Bo to nie był jeden dzień i nie minął jak jeden dzień. To było setki i tysiące niezwykłych dni, z których chyba każdy wart jest osobnej opowieści. I żadnego z nich nie żałuję. Każdy był potrzebny.
Jak o nich opowiedzieć? Czy da się opowiedzieć miłość?
Nie lubię muzeów. Nie lubię tych kapci, sznurków blokujących przejście, tych gaśnic na ścianach i pań pilnujących zwiedzającego. Nie znoszę muzealnej, skansenowej martwicy i sztuczności. Nie zmienią tego żadne multimedia i tzw. interaktywność. Nie da się opowiedzieć miłości wirtualnie ani dotknąć sobą teatru w sposób zdalny. Więc jak opowiedzieć o tych prawie pięciuset miesiącach Teatru Nie Teraz?

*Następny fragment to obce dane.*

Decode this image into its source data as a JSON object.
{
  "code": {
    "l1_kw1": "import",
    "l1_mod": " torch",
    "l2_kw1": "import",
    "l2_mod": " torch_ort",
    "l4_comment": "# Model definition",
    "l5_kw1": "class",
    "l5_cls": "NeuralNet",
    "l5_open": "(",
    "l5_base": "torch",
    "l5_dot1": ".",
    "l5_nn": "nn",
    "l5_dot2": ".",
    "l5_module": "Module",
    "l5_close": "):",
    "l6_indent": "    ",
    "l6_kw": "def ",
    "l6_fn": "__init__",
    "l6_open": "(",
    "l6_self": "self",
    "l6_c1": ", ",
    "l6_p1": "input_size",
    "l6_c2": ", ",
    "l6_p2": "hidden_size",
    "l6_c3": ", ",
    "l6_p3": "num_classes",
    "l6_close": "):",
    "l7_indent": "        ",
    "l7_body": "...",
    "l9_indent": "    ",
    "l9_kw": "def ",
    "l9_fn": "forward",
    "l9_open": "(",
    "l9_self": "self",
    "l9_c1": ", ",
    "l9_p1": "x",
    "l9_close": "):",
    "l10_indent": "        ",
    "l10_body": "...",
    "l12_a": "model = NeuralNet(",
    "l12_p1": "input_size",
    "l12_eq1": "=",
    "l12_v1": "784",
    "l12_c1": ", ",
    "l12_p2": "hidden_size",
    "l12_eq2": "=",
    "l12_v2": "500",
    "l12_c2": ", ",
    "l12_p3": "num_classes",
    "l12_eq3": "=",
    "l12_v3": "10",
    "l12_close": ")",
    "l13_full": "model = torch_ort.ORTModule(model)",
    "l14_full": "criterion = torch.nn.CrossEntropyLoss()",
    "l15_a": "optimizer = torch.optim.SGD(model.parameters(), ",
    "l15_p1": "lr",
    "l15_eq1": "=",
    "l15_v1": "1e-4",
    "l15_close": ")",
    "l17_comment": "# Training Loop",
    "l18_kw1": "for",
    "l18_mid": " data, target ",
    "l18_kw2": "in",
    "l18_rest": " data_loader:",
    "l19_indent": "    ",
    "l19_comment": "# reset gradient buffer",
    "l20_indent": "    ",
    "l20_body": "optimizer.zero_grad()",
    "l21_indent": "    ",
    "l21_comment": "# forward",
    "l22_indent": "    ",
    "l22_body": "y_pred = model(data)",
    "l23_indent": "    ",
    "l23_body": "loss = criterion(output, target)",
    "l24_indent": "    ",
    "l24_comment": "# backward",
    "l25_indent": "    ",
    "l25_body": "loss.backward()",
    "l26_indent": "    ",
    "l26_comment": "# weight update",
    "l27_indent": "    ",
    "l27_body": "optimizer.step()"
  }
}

Jest tylko jeden sposób – trzeba iść do tego teatru, ale nie w znaczeniu odświętnej wizyty w jakimś budynku. Trzeba zobaczyć ten teatr na żywo, spotkać go po prostu. Dotrzeć tam, gdzie właśnie prezentuje któryś ze swoich spektakli, bo przecież wciąż jesteśmy w podróży. Trzeba wziąć udział w warsztatach prowadzonych przez ludzi tego teatru. Trzeba poczuć jak oddychają, jak patrzą, jak kochają to, co robią i to, w co wierzą. I wtedy wszystko będzie jasne – całe te 40 lat.
No to co – zaczynamy?
Tomasz A.Żak

0 comments on “NIE TERAZ, CZYLI TEATR”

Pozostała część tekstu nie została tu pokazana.